Prime Minister Gordon Brown has condemned the strikes spreading across Britain protesting the employment of foreign European workers, while unemployment soars in the country. 

Britain's PM Gordon Brown speaks on Britain and the Global economy, at the Foreign Press Association in London, 26 Jan 2009
Britain's PM Gordon Brown speaks on Britain and the Global economy (File)
What began as a protest last week against legal foreign European construction workers at an oil refinery on the east coast of England quickly spread to at least a dozens different locations at energy plants throughout Britain.

The wildcat strikes have come under the backdrop of rapidly rising unemployment.

The question is will those strikes be escalating in the coming days.

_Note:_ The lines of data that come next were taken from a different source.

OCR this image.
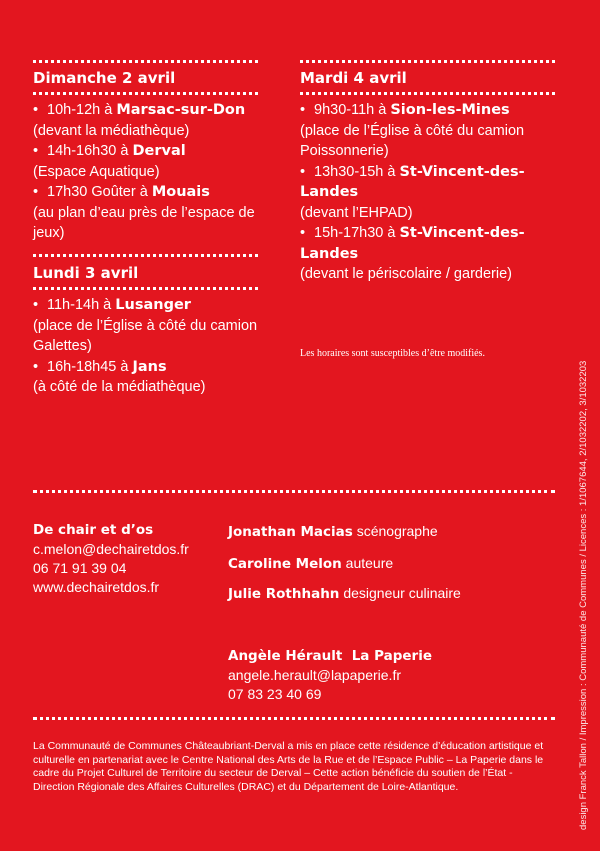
Dimanche 2 avril

• 10h-12h à Marsac-sur-Don
(devant la médiathèque)

• 14h-16h30 à Derval
(Espace Aquatique)

• 17h30 Goûter à Mouais
(au plan d’eau près de l’espace de jeux)

Lundi 3 avril

• 11h-14h à Lusanger
(place de l’Église à côté du camion Galettes)

• 16h-18h45 à Jans
(à côté de la médiathèque)

Mardi 4 avril

• 9h30-11h à Sion-les-Mines
(place de l’Église à côté du camion Poissonnerie)

• 13h30-15h à St-Vincent-des-Landes
(devant l’EHPAD)

• 15h-17h30 à St-Vincent-des-Landes
(devant le périscolaire / garderie)

Les horaires sont susceptibles d’être modifiés.
De chair et d’os
c.melon@dechairetdos.fr
06 71 91 39 04
www.dechairetdos.fr
Jonathan Macias scénographe
Caroline Melon auteure
Julie Rothhahn designeur culinaire
Angèle Hérault La Paperie
angele.herault@lapaperie.fr
07 83 23 40 69
La Communauté de Communes Châteaubriant-Derval a mis en place cette résidence d’éducation artistique et culturelle en partenariat avec le Centre National des Arts de la Rue et de l’Espace Public – La Paperie dans le cadre du Projet Culturel de Territoire du secteur de Derval – Cette action bénéficie du soutien de l’État - Direction Régionale des Affaires Culturelles (DRAC) et du Département de Loire-Atlantique.	design Franck Tallon / Impression : Communauté de Communes / Licences : 1/1067644, 2/1032202, 3/1032203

Interviewed on BBC Television Sunday, Prime Minister Gordon Brown urged calm.

"That is not the right thing to do and it is not defensible. What we have set up is a process to deal with the questions people have been asking about what has happened in this particular instance," said Mr. Brown.

The independent mediation service has been asked to step in to investigate and help resolve the matter. Prime Minister Brown says while the strikes in his view are wrong, he acknowledges that job security is big concern for many right now.

"The worries that they have about what is happening to the international economy are real. I mean, people are worried about what is happening to jobs in every part of our country. I am determined that we take action early so that jobs that can be saved, can be saved and we have made some arrangements to do so," he said. "Where people lose their jobs, we help them back into jobs as quickly as possible."

Under E.U. law, European workers are generally free to work in other member states and they can accept lower pay than local employees if they wish.

In this case, British protesters say the Italian and Portuguese construction workers at a refinery in Lincolnshire are taking jobs that Britons should have been offered, but were not.

Tensions have been rising rapidly as Britain's economy shrinks and jobs go away. According to the International Monetary Fund, the British economy will contract by about 2.8 percent this year. That would make it the worst-hit country among the Group of Seven leading industrialized nations.